Breck begins to pull major projects together
BRECKENRIDGE – Breckenridge town officials plan to hold several meetings to gather input from citizens about what should be done to improve Main Street once the road falls into town jurisdiction this winter.
The Colorado Department of Transportation (CDOT) currently has jurisdiction over the road as Highway 9. But under an agreement currently being forged by CDOT officials, the Highway 9 designation will be moved from Main Street to Park Avenue before the end of the year, said Town Engineer Eric Guth.
The impetus for the work rose from the desire to improve the pedestrian experience on Main Street, address the aging infrastructure and reduce congestion by eliminating some of the competing uses.
The town has conducted about a half-dozen studies related to Main Street, including how the transit center, Riverwalk Center, arts district, gondola and other amenities will fit together. Additionally, town planners have developed plans for various districts and tried to figure out how all the projects will complement each other.
“This is the thread that pulls it all together,” said Town Manager Tim Gagen at a council worksession Tuesday afternoon.
Before any work begins, however, town officials plan to educate the public – particularly reminding it of all the work that has been done to date, Guth said. That process will include reminding the public about the benefits of the swap of Highway 9 and Main Street, meeting with Main Street merchants, outlining the numerous potential improvement options and publishing the information wherever they can.
Some improvements already are under way. The town and ski area have forged an agreement for development at the base of Peaks 7 and 8, including a gondola that will improve traffic problems in town. Construction of the transit center infrastructure is under way, the ski area and town bus systems are better integrated and the arts district is slowly coming into its own.
Other projects will begin next summer, notably construction of the roundabout at the intersection of Main Street and Park Avenue and a new traffic signal at French and Main streets. Additionally, the town’s sewer system under Main Street needs to be replaced, and the town engineering staff is trying to figure out how to accomplish that with the least interruption to activity on Main Street.
Other improvements that have been suggested in the various studies include increasing on-street parking, implementing a paid parking system, improving the landscaping, improving intersection and midblock pedestrian crossings, building paths to the Riverwalk Center, installing street furniture and more meeting spaces and continuing to integrate the transit system.
Very few items have been eliminated from the list of possibilities. Two proposals the town does not plan to do is close Main Street to vehicular traffic and turn it into a pedestrian mall or widen sidewalks, which has been proven to damage the town’s economic vitality.
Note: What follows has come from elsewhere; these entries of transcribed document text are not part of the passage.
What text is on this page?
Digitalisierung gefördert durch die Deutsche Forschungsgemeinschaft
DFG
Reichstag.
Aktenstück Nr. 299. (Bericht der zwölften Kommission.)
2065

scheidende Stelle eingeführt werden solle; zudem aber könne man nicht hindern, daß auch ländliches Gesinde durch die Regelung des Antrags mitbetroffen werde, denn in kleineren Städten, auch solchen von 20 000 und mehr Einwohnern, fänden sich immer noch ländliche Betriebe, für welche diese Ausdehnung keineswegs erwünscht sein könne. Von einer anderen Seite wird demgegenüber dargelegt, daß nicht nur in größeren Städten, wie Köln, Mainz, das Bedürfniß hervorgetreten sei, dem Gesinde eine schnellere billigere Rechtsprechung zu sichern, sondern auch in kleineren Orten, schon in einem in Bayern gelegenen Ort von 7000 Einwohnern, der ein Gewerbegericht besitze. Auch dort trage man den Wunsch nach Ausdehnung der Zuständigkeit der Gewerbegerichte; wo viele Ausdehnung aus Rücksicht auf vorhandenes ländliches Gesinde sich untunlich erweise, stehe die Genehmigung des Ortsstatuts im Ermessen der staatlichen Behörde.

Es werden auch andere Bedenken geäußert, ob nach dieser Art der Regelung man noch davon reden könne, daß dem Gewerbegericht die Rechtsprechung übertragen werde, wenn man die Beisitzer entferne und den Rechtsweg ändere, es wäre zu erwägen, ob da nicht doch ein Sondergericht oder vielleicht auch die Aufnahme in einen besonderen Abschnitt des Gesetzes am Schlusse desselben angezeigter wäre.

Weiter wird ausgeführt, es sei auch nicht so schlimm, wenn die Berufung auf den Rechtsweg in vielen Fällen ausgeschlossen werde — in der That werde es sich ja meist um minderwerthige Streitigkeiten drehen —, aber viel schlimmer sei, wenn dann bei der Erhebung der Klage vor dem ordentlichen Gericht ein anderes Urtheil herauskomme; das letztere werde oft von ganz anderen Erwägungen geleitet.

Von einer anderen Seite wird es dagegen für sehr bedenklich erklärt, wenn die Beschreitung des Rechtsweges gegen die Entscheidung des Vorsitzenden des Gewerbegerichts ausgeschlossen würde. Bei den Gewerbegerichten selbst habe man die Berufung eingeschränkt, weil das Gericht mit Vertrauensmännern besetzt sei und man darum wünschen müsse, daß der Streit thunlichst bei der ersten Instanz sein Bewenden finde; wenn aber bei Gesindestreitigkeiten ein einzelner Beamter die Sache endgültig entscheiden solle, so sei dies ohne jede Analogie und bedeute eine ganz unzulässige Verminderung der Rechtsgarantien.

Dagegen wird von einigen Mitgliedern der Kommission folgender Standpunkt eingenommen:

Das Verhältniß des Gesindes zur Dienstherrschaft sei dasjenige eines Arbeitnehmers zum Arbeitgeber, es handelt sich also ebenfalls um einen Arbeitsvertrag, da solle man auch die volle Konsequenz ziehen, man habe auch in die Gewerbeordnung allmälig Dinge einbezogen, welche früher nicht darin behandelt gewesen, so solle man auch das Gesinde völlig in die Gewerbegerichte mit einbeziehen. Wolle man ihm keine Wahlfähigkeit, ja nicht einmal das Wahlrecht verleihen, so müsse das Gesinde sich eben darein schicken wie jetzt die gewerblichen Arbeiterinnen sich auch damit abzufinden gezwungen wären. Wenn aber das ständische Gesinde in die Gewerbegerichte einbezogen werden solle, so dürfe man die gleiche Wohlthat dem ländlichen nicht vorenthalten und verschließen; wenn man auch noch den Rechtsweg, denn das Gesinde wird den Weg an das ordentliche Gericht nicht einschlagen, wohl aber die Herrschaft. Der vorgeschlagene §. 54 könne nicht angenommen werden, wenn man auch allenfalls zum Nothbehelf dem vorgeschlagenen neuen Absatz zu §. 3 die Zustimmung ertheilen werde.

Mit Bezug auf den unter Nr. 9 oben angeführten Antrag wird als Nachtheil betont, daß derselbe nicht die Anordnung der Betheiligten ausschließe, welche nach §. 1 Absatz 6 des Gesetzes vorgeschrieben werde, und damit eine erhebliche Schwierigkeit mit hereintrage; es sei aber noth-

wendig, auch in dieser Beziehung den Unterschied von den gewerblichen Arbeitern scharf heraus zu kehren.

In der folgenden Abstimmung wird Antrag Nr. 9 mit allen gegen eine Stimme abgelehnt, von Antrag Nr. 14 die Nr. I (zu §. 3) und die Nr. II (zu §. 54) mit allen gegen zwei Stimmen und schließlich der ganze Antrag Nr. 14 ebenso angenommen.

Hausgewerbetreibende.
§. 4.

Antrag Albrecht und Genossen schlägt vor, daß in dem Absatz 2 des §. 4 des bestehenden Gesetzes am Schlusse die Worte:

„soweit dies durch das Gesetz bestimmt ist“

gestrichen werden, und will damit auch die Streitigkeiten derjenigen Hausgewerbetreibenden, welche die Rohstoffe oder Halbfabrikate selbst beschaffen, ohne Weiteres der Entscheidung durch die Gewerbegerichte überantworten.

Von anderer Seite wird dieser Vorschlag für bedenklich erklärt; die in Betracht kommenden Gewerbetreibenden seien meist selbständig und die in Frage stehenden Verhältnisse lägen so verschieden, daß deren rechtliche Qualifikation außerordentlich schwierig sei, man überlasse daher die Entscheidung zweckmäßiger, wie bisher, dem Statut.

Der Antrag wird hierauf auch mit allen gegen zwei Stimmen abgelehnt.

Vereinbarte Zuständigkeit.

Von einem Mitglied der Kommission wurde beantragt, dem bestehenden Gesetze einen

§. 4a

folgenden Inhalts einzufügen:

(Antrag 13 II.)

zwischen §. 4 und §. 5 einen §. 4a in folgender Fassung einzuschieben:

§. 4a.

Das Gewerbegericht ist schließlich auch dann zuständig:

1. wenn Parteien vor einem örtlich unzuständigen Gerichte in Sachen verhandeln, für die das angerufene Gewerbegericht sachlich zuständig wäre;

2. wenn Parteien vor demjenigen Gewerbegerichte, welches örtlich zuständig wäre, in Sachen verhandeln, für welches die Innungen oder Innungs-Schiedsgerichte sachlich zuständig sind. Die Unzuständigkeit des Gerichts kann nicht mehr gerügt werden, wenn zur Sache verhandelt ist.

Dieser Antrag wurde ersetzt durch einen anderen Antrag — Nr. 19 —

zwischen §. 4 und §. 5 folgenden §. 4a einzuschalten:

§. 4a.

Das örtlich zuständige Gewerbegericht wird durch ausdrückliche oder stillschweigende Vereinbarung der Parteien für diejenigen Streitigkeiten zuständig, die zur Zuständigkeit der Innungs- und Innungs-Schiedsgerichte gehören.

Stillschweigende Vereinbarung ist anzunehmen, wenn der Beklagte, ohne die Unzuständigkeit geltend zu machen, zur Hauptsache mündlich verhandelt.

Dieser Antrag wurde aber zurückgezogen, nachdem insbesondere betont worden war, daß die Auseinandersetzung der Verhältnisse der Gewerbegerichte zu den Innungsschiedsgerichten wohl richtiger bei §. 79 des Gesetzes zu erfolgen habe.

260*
The second phase, which could take place as early as next spring, will involve taking input to identify and develop preferred designs and draft a construction schedule sensitive to the summer tourism season.
The third phase will involve constructing the improvements.
Mayor Sam Mamula reminded the council that for the projects to be a success, town officials must approach them slowly and make sure the public has a say in what’s ultimately done.
“With all this talk about coming off the economic downturn, and then we talk about closing Main Street for a summer … we’ve got to make sure everyone’s tied into this,” he said. “We don’t want to rush into this one. Breckenridge’s future is here on this page. It’s that important.”